I write today to share with you part of your roots. I called her Mother for 76 years. Your dads called her Ma. She loved your fathers and would have loved you, too. This is the first lesson you may learn from her. Never once did she boo her family or forget to applaud loudly for us. I hope you learn this well.
Her home was one of order. In fact, order was part of her make-up. She probably never went over the speed limit or ran a stop sign in her entire life. You may learn the design of an ordered life from her.
All her life was kept in bounds. She played by the rules. She was a polite, precise, church loving lady. She never cheated or cut corners. You may learn the value of honesty from her.

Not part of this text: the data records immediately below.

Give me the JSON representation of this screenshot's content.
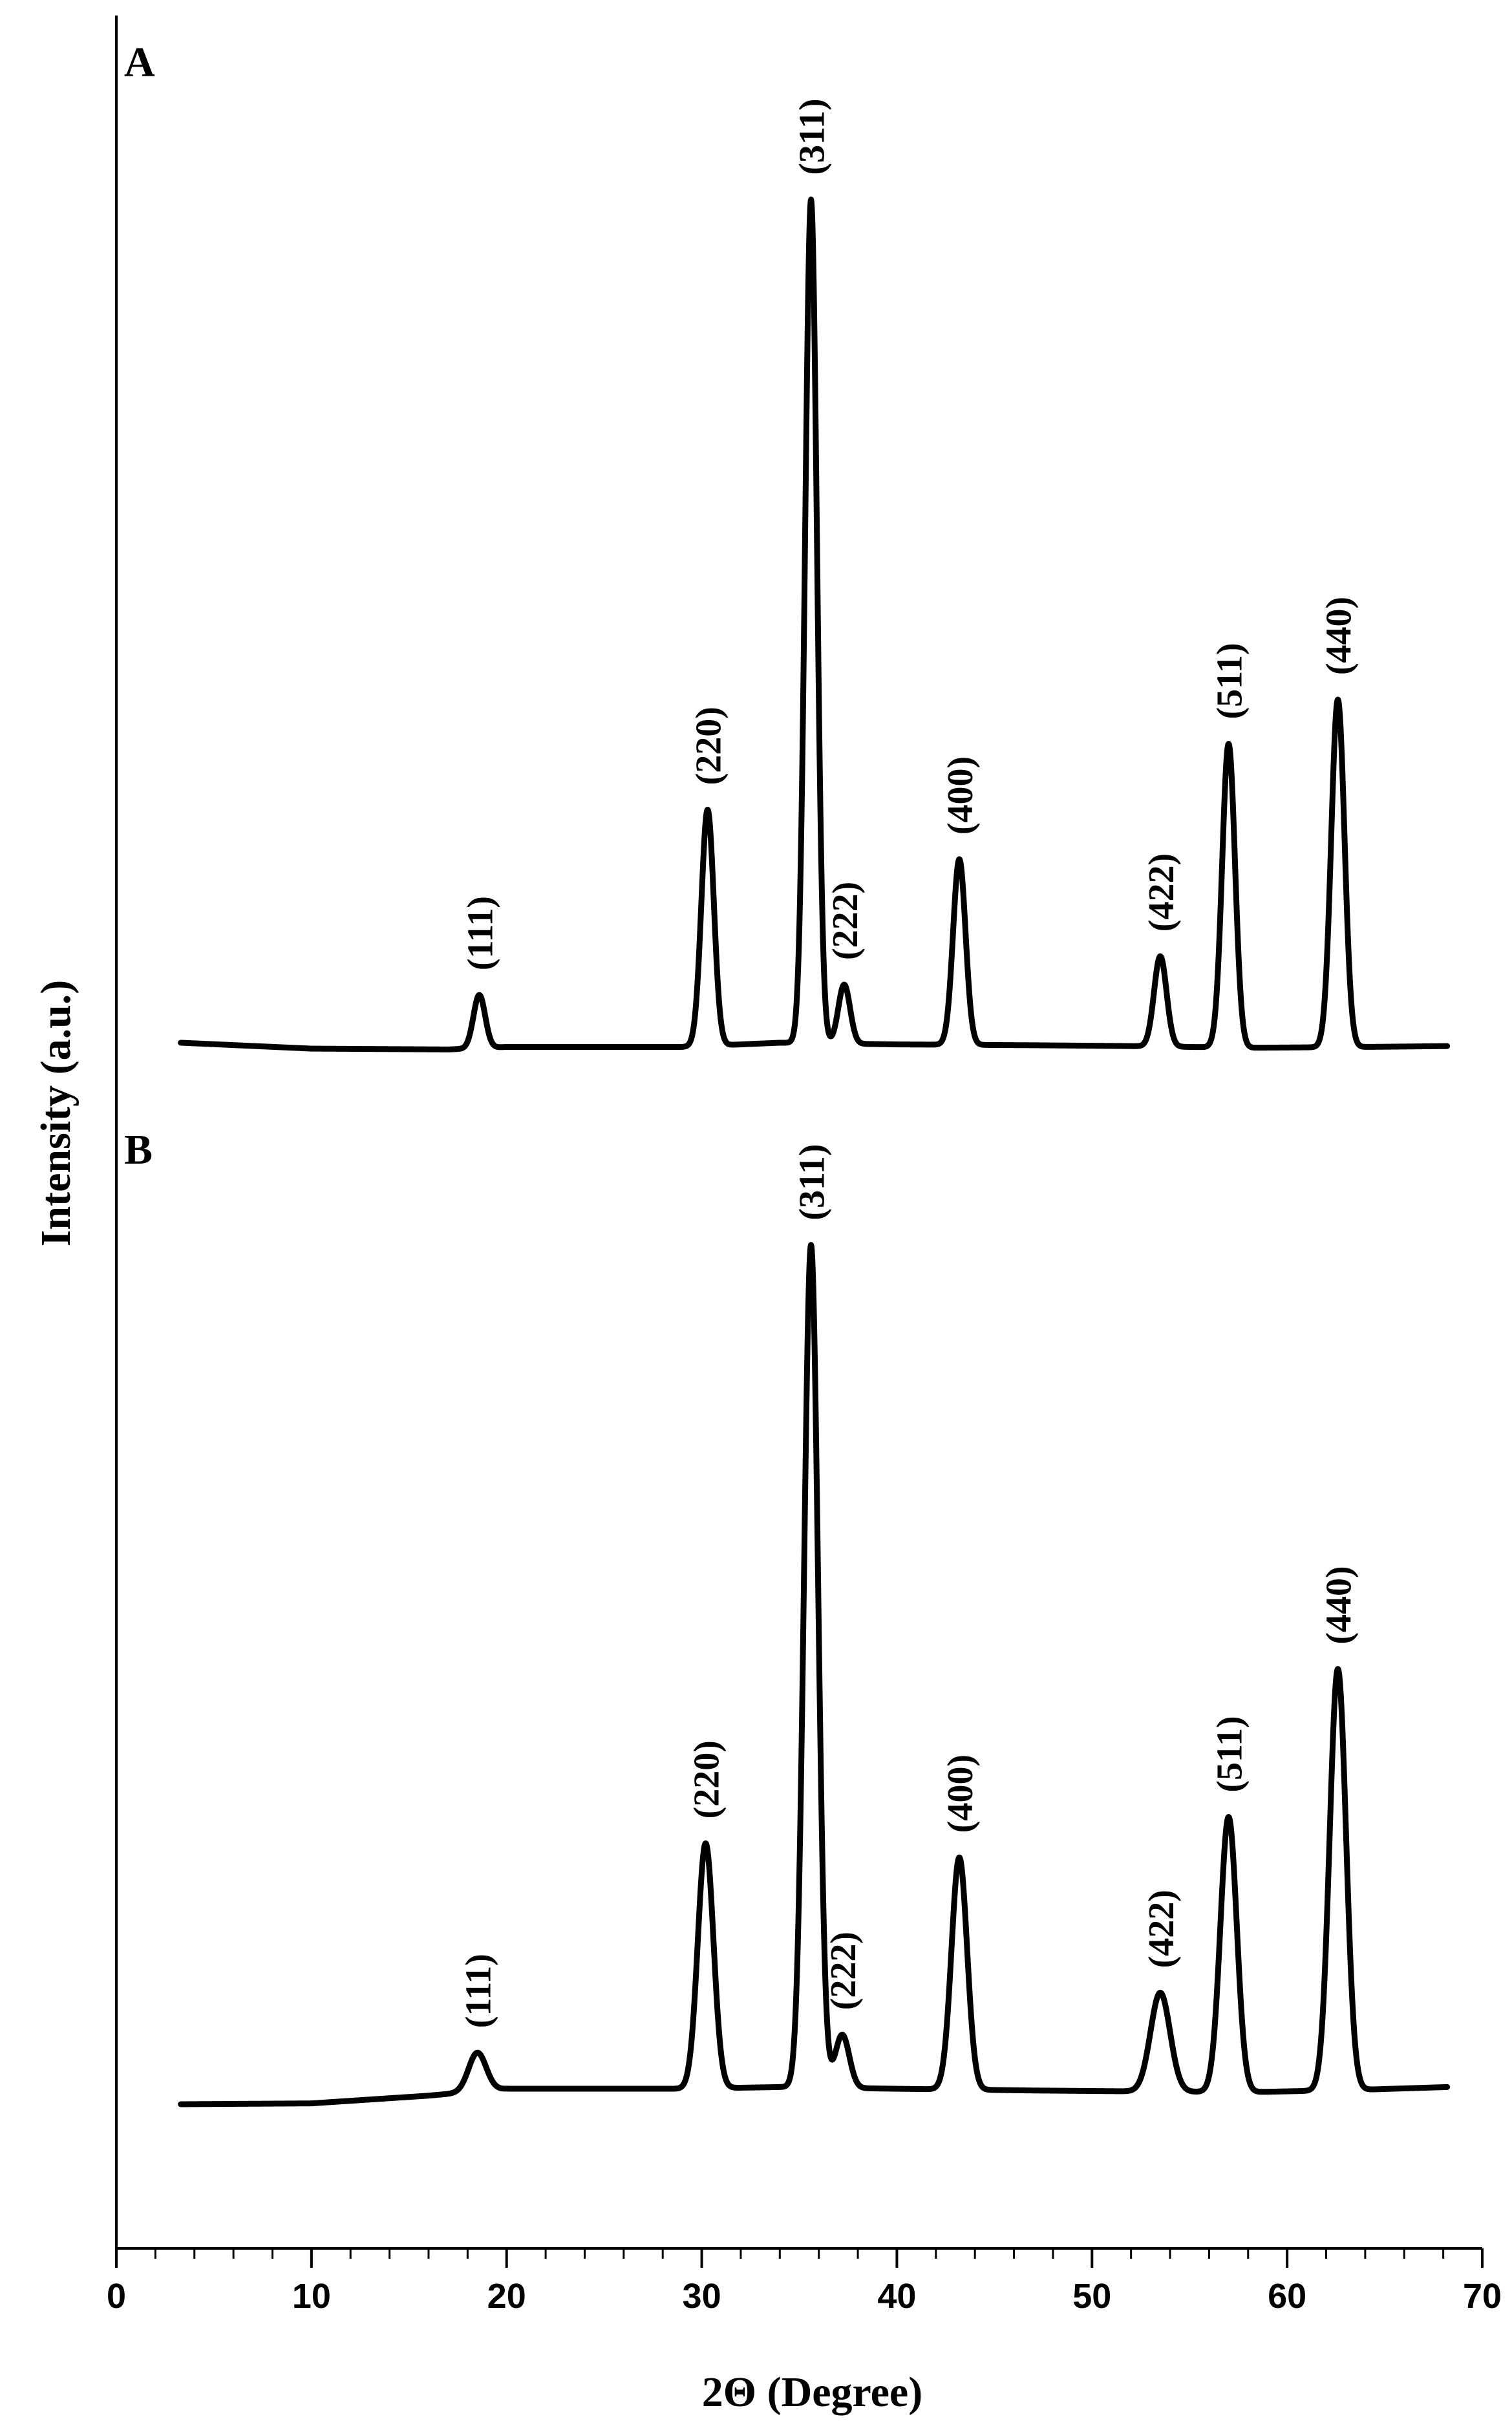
{
  "chart_data": {
    "type": "line",
    "xlabel": "2Θ (Degree)",
    "ylabel": "Intensity (a.u.)",
    "xlim": [
      0,
      70
    ],
    "x_ticks": [
      "0",
      "10",
      "20",
      "30",
      "40",
      "50",
      "60",
      "70"
    ],
    "y_ticks": [],
    "grid": false,
    "legend": "none",
    "line_color": "#000000",
    "panels": [
      {
        "label": "A",
        "baseline": [
          [
            3.3,
            1.0
          ],
          [
            10,
            0.3
          ],
          [
            17,
            0.2
          ],
          [
            20,
            0.5
          ],
          [
            29,
            0.5
          ],
          [
            34,
            1.0
          ],
          [
            40,
            0.8
          ],
          [
            47,
            0.7
          ],
          [
            52,
            0.6
          ],
          [
            58,
            0.4
          ],
          [
            64,
            0.5
          ],
          [
            68.2,
            0.6
          ]
        ],
        "peaks": [
          {
            "hkl": "(111)",
            "x": 18.6,
            "height": 6.3,
            "width": 0.3
          },
          {
            "hkl": "(220)",
            "x": 30.3,
            "height": 28.0,
            "width": 0.32
          },
          {
            "hkl": "(311)",
            "x": 35.6,
            "height": 100.0,
            "width": 0.3
          },
          {
            "hkl": "(222)",
            "x": 37.3,
            "height": 7.0,
            "width": 0.3
          },
          {
            "hkl": "(400)",
            "x": 43.2,
            "height": 22.0,
            "width": 0.32
          },
          {
            "hkl": "(422)",
            "x": 53.5,
            "height": 10.7,
            "width": 0.32
          },
          {
            "hkl": "(511)",
            "x": 57.0,
            "height": 36.0,
            "width": 0.33
          },
          {
            "hkl": "(440)",
            "x": 62.6,
            "height": 41.2,
            "width": 0.34
          }
        ]
      },
      {
        "label": "B",
        "baseline": [
          [
            3.3,
            0.0
          ],
          [
            10,
            0.1
          ],
          [
            16,
            1.0
          ],
          [
            20,
            1.8
          ],
          [
            29,
            1.8
          ],
          [
            34,
            2.0
          ],
          [
            40,
            1.8
          ],
          [
            47,
            1.6
          ],
          [
            52,
            1.5
          ],
          [
            58,
            1.4
          ],
          [
            64,
            1.7
          ],
          [
            68.2,
            2.0
          ]
        ],
        "peaks": [
          {
            "hkl": "(111)",
            "x": 18.5,
            "height": 4.5,
            "width": 0.45
          },
          {
            "hkl": "(220)",
            "x": 30.2,
            "height": 28.5,
            "width": 0.4
          },
          {
            "hkl": "(311)",
            "x": 35.6,
            "height": 98.0,
            "width": 0.36
          },
          {
            "hkl": "(222)",
            "x": 37.2,
            "height": 6.2,
            "width": 0.36
          },
          {
            "hkl": "(400)",
            "x": 43.2,
            "height": 27.0,
            "width": 0.4
          },
          {
            "hkl": "(422)",
            "x": 53.5,
            "height": 11.5,
            "width": 0.5
          },
          {
            "hkl": "(511)",
            "x": 57.0,
            "height": 32.0,
            "width": 0.42
          },
          {
            "hkl": "(440)",
            "x": 62.6,
            "height": 49.0,
            "width": 0.42
          }
        ]
      }
    ]
  }
}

She took delight in a job will done. Her standards were high. One example of her quality workmanship is the beautiful quilts in all our homes. You may learn the pursuit of excellence from her.

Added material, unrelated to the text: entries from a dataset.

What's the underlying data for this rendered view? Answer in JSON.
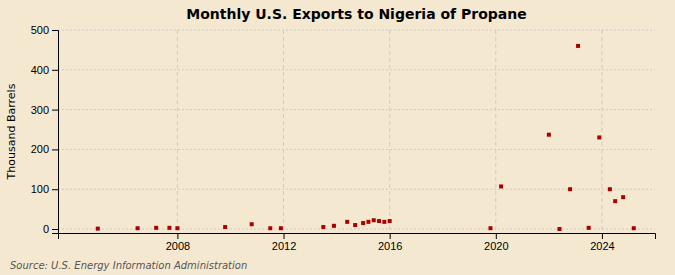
{
  "chart_data": {
    "type": "scatter",
    "title": "Monthly U.S. Exports to Nigeria of Propane",
    "ylabel": "Thousand Barrels",
    "annotations": [
      "Source: U.S. Energy Information Administration"
    ],
    "color": "#aa0000",
    "marker": "square",
    "grid": true,
    "xlim": [
      2003.5,
      2026.0
    ],
    "xticks": [
      2008,
      2012,
      2016,
      2020,
      2024
    ],
    "ylim": [
      -10,
      500
    ],
    "yticks": [
      0,
      100,
      200,
      300,
      400,
      500
    ],
    "x": [
      2005.0,
      2006.5,
      2007.2,
      2007.7,
      2008.0,
      2009.8,
      2010.8,
      2011.5,
      2011.9,
      2013.5,
      2013.9,
      2014.4,
      2014.7,
      2015.0,
      2015.2,
      2015.4,
      2015.6,
      2015.8,
      2016.0,
      2019.8,
      2020.2,
      2022.0,
      2022.4,
      2022.8,
      2023.1,
      2023.5,
      2023.9,
      2024.3,
      2024.5,
      2024.8,
      2025.2
    ],
    "values": [
      1,
      2,
      3,
      3,
      2,
      5,
      12,
      2,
      2,
      5,
      8,
      18,
      10,
      15,
      18,
      22,
      20,
      18,
      20,
      2,
      107,
      237,
      0,
      100,
      460,
      3,
      230,
      100,
      70,
      80,
      2
    ]
  }
}
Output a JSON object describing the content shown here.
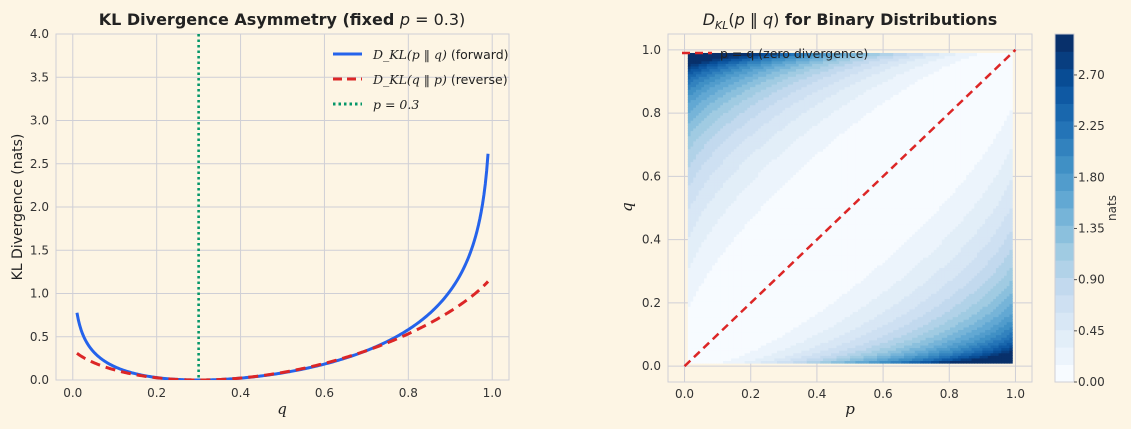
{
  "chart_data": [
    {
      "type": "line",
      "title": "KL Divergence Asymmetry (fixed p = 0.3)",
      "title_parts": {
        "prefix": "KL Divergence Asymmetry (fixed ",
        "var": "p",
        "suffix": " = 0.3)"
      },
      "xlabel": "q",
      "ylabel": "KL Divergence (nats)",
      "xlim": [
        -0.04,
        1.04
      ],
      "ylim": [
        0,
        4.0
      ],
      "xticks": [
        "0.0",
        "0.2",
        "0.4",
        "0.6",
        "0.8",
        "1.0"
      ],
      "yticks": [
        "0.0",
        "0.5",
        "1.0",
        "1.5",
        "2.0",
        "2.5",
        "3.0",
        "3.5",
        "4.0"
      ],
      "grid": true,
      "legend_position": "top-right",
      "p_fixed": 0.3,
      "q_range": [
        0.01,
        0.99
      ],
      "series": [
        {
          "name": "D_KL(p ‖ q) (forward)",
          "legend_math": "D_KL(p ‖ q)",
          "legend_note": " (forward)",
          "color": "#2563eb",
          "style": "solid",
          "kind": "forward"
        },
        {
          "name": "D_KL(q ‖ p) (reverse)",
          "legend_math": "D_KL(q ‖ p)",
          "legend_note": " (reverse)",
          "color": "#dc2626",
          "style": "dashed",
          "kind": "reverse"
        },
        {
          "name": "p = 0.3",
          "legend_math": "p = 0.3",
          "legend_note": "",
          "color": "#059669",
          "style": "dotted",
          "kind": "vline",
          "x": 0.3
        }
      ],
      "sample_points": {
        "q": [
          0.01,
          0.1,
          0.2,
          0.3,
          0.4,
          0.5,
          0.6,
          0.7,
          0.8,
          0.9,
          0.99
        ],
        "forward": [
          0.78,
          0.17,
          0.03,
          0.0,
          0.02,
          0.08,
          0.18,
          0.34,
          0.58,
          1.03,
          2.61
        ],
        "reverse": [
          0.31,
          0.12,
          0.03,
          0.0,
          0.02,
          0.09,
          0.19,
          0.34,
          0.52,
          0.78,
          1.14
        ]
      }
    },
    {
      "type": "heatmap",
      "title": "D_KL(p ‖ q) for Binary Distributions",
      "title_suffix": " for Binary Distributions",
      "xlabel": "p",
      "ylabel": "q",
      "xlim": [
        -0.05,
        1.05
      ],
      "ylim": [
        -0.05,
        1.05
      ],
      "xticks": [
        "0.0",
        "0.2",
        "0.4",
        "0.6",
        "0.8",
        "1.0"
      ],
      "yticks": [
        "0.0",
        "0.2",
        "0.4",
        "0.6",
        "0.8",
        "1.0"
      ],
      "grid": true,
      "domain": [
        0.01,
        0.99
      ],
      "colormap": "Blues",
      "levels": 20,
      "vmax": 3.06,
      "colorbar": {
        "label": "nats",
        "ticks": [
          "0.00",
          "0.45",
          "0.90",
          "1.35",
          "1.80",
          "2.25",
          "2.70"
        ]
      },
      "series": [
        {
          "name": "p = q (zero divergence)",
          "color": "#dc2626",
          "style": "dashed",
          "x": [
            0,
            1
          ],
          "y": [
            0,
            1
          ]
        }
      ]
    }
  ]
}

Loyalty was part of her character. She was loyal to my father’s parents after his death, her church, her family and to me. She never thought of her self as a big deal. Always, you could find her in the background of any picture. I will look for that loyalty in your lives as you grow up.
The greatest lesson you may learn from her is how to survive with “true grit.” It took real grit to send a young husband off to war in the 1940’s. Grit and grace were needed to raise a daughter all by yourself after receiving the “I regret to inform you…” letter from our government.
Never was this “true grit” more evident than in the comeback from her first stroke. The second stroke, six months later, left her with no power to fight before she died. I have to tell you a secret. She was a “scaredy cat” when it came to doing some things alone. So when I knew God was going to take her home to live with Him, I asked Him to send 10,000 angels to come and get her. At times, I still hear those angel wings in my heart.
I’m grateful on this Mother’s Day 2007 she passed through my life as my mother. I hope she will repass through me into your life and the cycle will not be broken in you, my grandchildren…Adam, Neal, Anna, Slade and Annaliegh. Listen closely and you just might hear those angel wings even now.
P.S. Have you written a “this I remember letter” to your grandchildren lately? I hope my letter will encourage you to do so. A loving legacy left in a letter needs to be read, celebrated and lived out from one generation to another.